I need an advice from guru of SAS :).
Suppose I have two big data sets. The first one is a huge data set (about 50-100Gb!), which contains phone numbers. The second one contains prefixes (20-40 thousands observations).
I need to add the most appropriate prefix to the first table for each phone number.
For example, if I have a phone number +71230000
and prefixes
+7
+71230
+7123
The most appropriate prefix is +71230
.
My idea. First, sort the prefix table. Then in data step, process the phone numbers table
data OutputTable;
set PhoneNumbersTable end=_last;
if _N_ = 1 then do;
dsid = open('PrefixTable');
end;
/* for each observation in PhoneNumbersTable:
1. Take the first digit of phone number (`+7`).

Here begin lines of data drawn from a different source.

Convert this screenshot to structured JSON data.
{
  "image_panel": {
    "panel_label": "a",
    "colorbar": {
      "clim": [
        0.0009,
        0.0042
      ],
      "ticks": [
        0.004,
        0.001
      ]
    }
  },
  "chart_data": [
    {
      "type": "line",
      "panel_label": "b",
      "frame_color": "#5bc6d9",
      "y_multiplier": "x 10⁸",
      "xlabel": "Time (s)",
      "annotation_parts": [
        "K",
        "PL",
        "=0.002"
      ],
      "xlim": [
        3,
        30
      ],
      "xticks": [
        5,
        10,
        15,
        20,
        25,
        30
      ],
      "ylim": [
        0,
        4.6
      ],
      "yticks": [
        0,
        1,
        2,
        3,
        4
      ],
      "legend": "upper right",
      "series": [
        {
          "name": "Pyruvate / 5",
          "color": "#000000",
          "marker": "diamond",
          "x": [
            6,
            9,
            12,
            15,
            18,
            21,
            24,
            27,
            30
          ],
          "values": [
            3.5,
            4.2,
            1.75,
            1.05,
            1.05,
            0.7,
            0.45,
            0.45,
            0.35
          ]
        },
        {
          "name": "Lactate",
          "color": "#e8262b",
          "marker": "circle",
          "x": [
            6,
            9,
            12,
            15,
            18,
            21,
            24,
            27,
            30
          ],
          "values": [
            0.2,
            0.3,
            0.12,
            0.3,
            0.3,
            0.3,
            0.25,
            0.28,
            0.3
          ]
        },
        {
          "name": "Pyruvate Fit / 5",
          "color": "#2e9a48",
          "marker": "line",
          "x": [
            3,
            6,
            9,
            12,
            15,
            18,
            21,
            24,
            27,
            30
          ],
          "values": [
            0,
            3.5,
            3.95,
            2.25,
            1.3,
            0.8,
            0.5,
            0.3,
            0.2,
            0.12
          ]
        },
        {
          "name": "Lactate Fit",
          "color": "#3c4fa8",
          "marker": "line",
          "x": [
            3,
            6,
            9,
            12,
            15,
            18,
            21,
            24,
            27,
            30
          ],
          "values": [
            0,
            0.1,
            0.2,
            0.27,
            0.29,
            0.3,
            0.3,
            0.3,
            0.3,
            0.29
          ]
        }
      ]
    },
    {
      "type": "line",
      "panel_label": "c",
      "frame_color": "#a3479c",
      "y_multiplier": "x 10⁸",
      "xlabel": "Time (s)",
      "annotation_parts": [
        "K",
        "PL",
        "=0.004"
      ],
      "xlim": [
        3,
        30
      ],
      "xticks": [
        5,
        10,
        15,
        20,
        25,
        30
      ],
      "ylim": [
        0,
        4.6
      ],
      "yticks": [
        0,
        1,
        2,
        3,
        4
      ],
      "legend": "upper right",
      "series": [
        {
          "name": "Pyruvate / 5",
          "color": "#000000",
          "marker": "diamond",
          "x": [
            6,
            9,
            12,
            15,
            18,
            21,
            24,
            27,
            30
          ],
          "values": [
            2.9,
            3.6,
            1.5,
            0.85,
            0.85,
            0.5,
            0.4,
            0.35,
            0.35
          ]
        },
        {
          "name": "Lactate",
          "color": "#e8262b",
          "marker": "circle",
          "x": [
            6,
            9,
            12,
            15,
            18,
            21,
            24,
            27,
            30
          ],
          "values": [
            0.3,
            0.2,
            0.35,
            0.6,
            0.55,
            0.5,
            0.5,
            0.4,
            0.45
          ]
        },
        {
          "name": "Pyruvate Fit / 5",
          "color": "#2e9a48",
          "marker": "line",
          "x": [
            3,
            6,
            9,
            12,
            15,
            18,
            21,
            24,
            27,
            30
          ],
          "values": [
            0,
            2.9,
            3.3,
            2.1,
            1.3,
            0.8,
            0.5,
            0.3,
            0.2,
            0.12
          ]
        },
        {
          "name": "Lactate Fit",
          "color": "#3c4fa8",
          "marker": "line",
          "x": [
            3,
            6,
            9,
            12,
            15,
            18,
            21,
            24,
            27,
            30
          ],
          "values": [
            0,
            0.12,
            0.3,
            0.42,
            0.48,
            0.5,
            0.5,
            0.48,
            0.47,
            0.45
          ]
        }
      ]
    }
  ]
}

Look it up in PrefixTable. Store a number of observation of
this prefix (`n_obs`).
2. Take the first TWO digits of the phone number (`+71`).
Look it up in PrefixTable, starting with `n_obs + 1` observation.

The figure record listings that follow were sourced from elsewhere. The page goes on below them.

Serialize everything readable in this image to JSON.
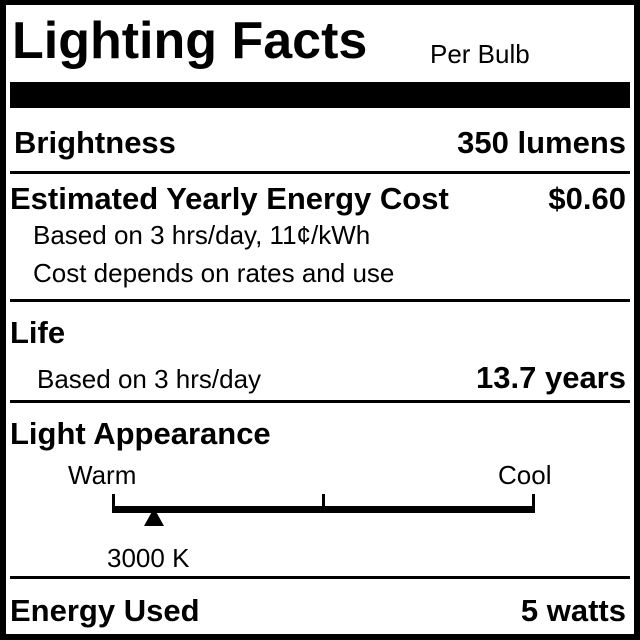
{
  "label": {
    "title": "Lighting Facts",
    "subtitle": "Per Bulb",
    "brightness": {
      "label": "Brightness",
      "value": "350 lumens"
    },
    "energy_cost": {
      "label": "Estimated Yearly Energy Cost",
      "value": "$0.60",
      "note1": "Based on 3 hrs/day, 11¢/kWh",
      "note2": "Cost depends on rates and use"
    },
    "life": {
      "label": "Life",
      "note": "Based on 3 hrs/day",
      "value": "13.7 years"
    },
    "light_appearance": {
      "label": "Light Appearance",
      "warm_label": "Warm",
      "cool_label": "Cool",
      "value": "3000 K",
      "marker_fraction": 0.1
    },
    "energy_used": {
      "label": "Energy Used",
      "value": "5 watts"
    }
  },
  "colors": {
    "ink": "#000000",
    "background": "#ffffff"
  }
}
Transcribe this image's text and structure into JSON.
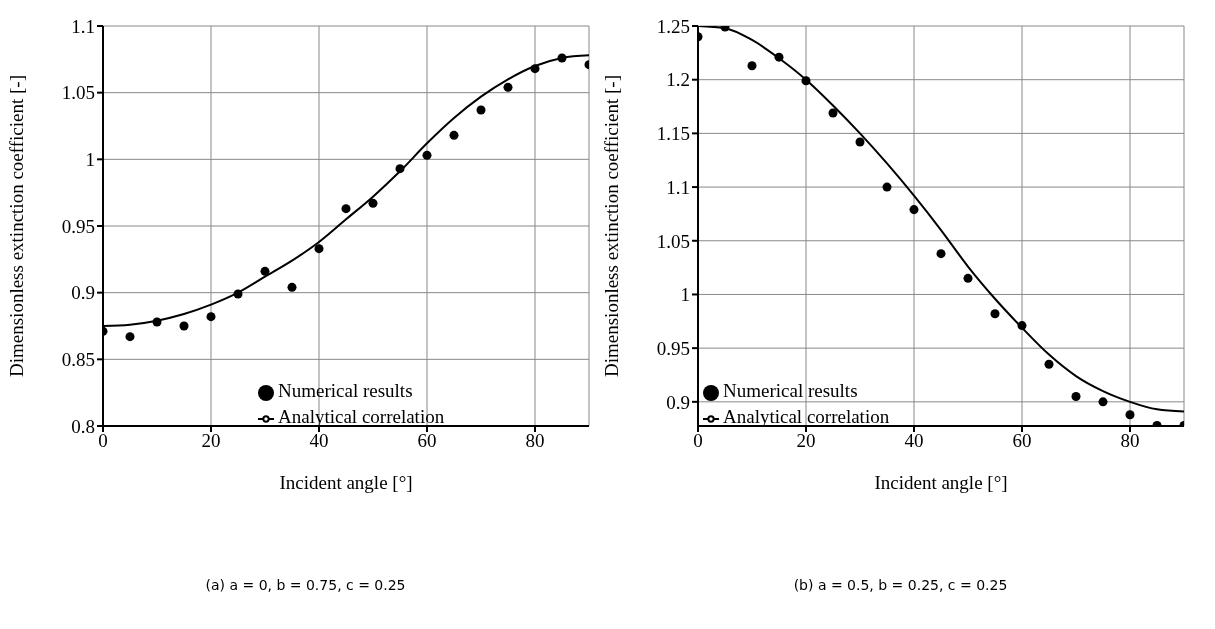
{
  "chart_data": [
    {
      "type": "scatter",
      "xlabel": "Incident angle [°]",
      "ylabel": "Dimensionless extinction coefficient [-]",
      "annotations": [
        "(a) a = 0, b = 0.75, c = 0.25"
      ],
      "x": [
        0,
        5,
        10,
        15,
        20,
        25,
        30,
        35,
        40,
        45,
        50,
        55,
        60,
        65,
        70,
        75,
        80,
        85,
        90
      ],
      "xlim": [
        0,
        90
      ],
      "xticks": [
        0,
        20,
        40,
        60,
        80
      ],
      "ylim": [
        0.8,
        1.1
      ],
      "yticks": [
        0.8,
        0.85,
        0.9,
        0.95,
        1,
        1.05,
        1.1
      ],
      "grid": true,
      "legend": "bottom right",
      "series": [
        {
          "name": "Numerical results",
          "marker": "circle",
          "color": "#000000",
          "values": [
            0.871,
            0.867,
            0.878,
            0.875,
            0.882,
            0.899,
            0.916,
            0.904,
            0.933,
            0.963,
            0.967,
            0.993,
            1.003,
            1.018,
            1.037,
            1.054,
            1.068,
            1.076,
            1.071
          ]
        },
        {
          "name": "Analytical correlation",
          "type": "line",
          "marker": "none",
          "line_style": "solid",
          "color": "#000000",
          "values": [
            0.875,
            0.876,
            0.879,
            0.884,
            0.891,
            0.9,
            0.912,
            0.924,
            0.938,
            0.955,
            0.972,
            0.991,
            1.012,
            1.031,
            1.047,
            1.06,
            1.07,
            1.076,
            1.078
          ]
        }
      ]
    },
    {
      "type": "scatter",
      "xlabel": "Incident angle [°]",
      "ylabel": "Dimensionless extinction coefficient [-]",
      "annotations": [
        "(b) a = 0.5, b = 0.25, c = 0.25"
      ],
      "x": [
        0,
        5,
        10,
        15,
        20,
        25,
        30,
        35,
        40,
        45,
        50,
        55,
        60,
        65,
        70,
        75,
        80,
        85,
        90
      ],
      "xlim": [
        0,
        90
      ],
      "xticks": [
        0,
        20,
        40,
        60,
        80
      ],
      "ylim": [
        0.8775,
        1.25
      ],
      "yticks": [
        0.9,
        0.95,
        1,
        1.05,
        1.1,
        1.15,
        1.2,
        1.25
      ],
      "grid": true,
      "legend": "bottom",
      "series": [
        {
          "name": "Numerical results",
          "marker": "circle",
          "color": "#000000",
          "values": [
            1.24,
            1.249,
            1.213,
            1.221,
            1.199,
            1.169,
            1.142,
            1.1,
            1.079,
            1.038,
            1.015,
            0.982,
            0.971,
            0.935,
            0.905,
            0.9,
            0.888,
            0.878,
            0.878
          ]
        },
        {
          "name": "Analytical correlation",
          "type": "line",
          "marker": "none",
          "line_style": "solid",
          "color": "#000000",
          "values": [
            1.25,
            1.248,
            1.237,
            1.22,
            1.2,
            1.176,
            1.15,
            1.122,
            1.092,
            1.06,
            1.026,
            0.996,
            0.969,
            0.944,
            0.924,
            0.91,
            0.9,
            0.893,
            0.891
          ]
        }
      ]
    }
  ]
}
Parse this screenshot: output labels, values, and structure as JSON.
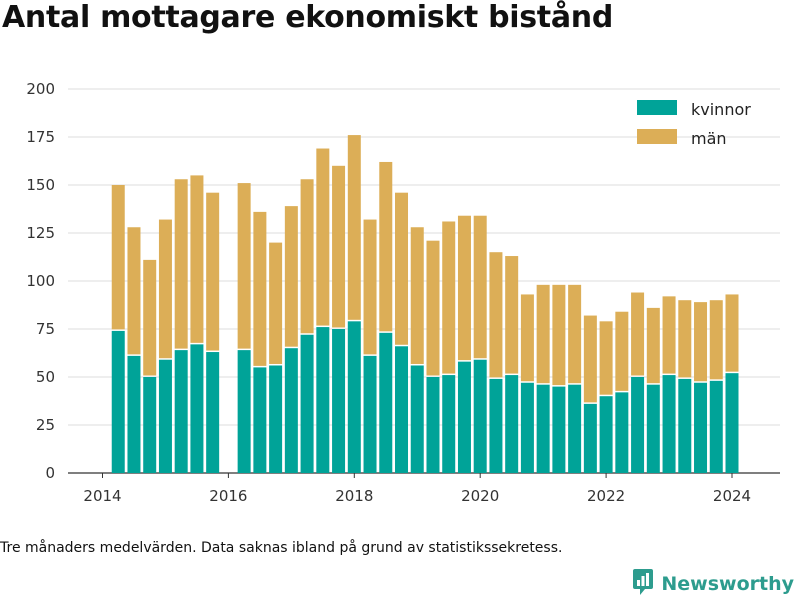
{
  "title": "Antal mottagare ekonomiskt bistånd",
  "footnote": "Tre månaders medelvärden. Data saknas ibland på grund av statistikssekretess.",
  "brand": {
    "name": "Newsworthy"
  },
  "colors": {
    "kvinnor": "#00a398",
    "man": "#dcae57",
    "grid": "#dddddd",
    "axis": "#333333",
    "brand": "#2d9c8e"
  },
  "chart_data": {
    "type": "bar",
    "stacked": true,
    "x_unit": "year (quarter position)",
    "xlim": [
      2014,
      2024.75
    ],
    "ylim": [
      0,
      200
    ],
    "yticks": [
      0,
      25,
      50,
      75,
      100,
      125,
      150,
      175,
      200
    ],
    "xticks": [
      2014,
      2016,
      2018,
      2020,
      2022,
      2024
    ],
    "grid": true,
    "legend_position": "top-right",
    "x": [
      2014.25,
      2014.5,
      2014.75,
      2015.0,
      2015.25,
      2015.5,
      2015.75,
      2016.25,
      2016.5,
      2016.75,
      2017.0,
      2017.25,
      2017.5,
      2017.75,
      2018.0,
      2018.25,
      2018.5,
      2018.75,
      2019.0,
      2019.25,
      2019.5,
      2019.75,
      2020.0,
      2020.25,
      2020.5,
      2020.75,
      2021.0,
      2021.25,
      2021.5,
      2021.75,
      2022.0,
      2022.25,
      2022.5,
      2022.75,
      2023.0,
      2023.25,
      2023.5,
      2023.75,
      2024.0
    ],
    "series": [
      {
        "name": "kvinnor",
        "values": [
          74,
          61,
          50,
          59,
          64,
          67,
          63,
          64,
          55,
          56,
          65,
          72,
          76,
          75,
          79,
          61,
          73,
          66,
          56,
          50,
          51,
          58,
          59,
          49,
          51,
          47,
          46,
          45,
          46,
          36,
          40,
          42,
          50,
          46,
          51,
          49,
          47,
          48,
          52
        ]
      },
      {
        "name": "män",
        "values": [
          76,
          67,
          61,
          73,
          89,
          88,
          83,
          87,
          81,
          64,
          74,
          81,
          93,
          85,
          97,
          71,
          89,
          80,
          72,
          71,
          80,
          76,
          75,
          66,
          62,
          46,
          52,
          53,
          52,
          46,
          39,
          42,
          44,
          40,
          41,
          41,
          42,
          42,
          41
        ]
      }
    ]
  }
}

Stop when we will find this prefix
(then store a number of observation of this prefix) or
when the first digit will change (then previous one was the
most appropriate prefix).
etc....
*/
if _last then do;
rc = close(dsid);
end;
run;
I hope my idea is clear enough, but if it's not, I'm sorry).
So what do you suggest? Thank you for your help.
P.S. Of course, phone numbers in the first table are not unique (may be repeated), and my algorithm, unfortunately, doesn't use it.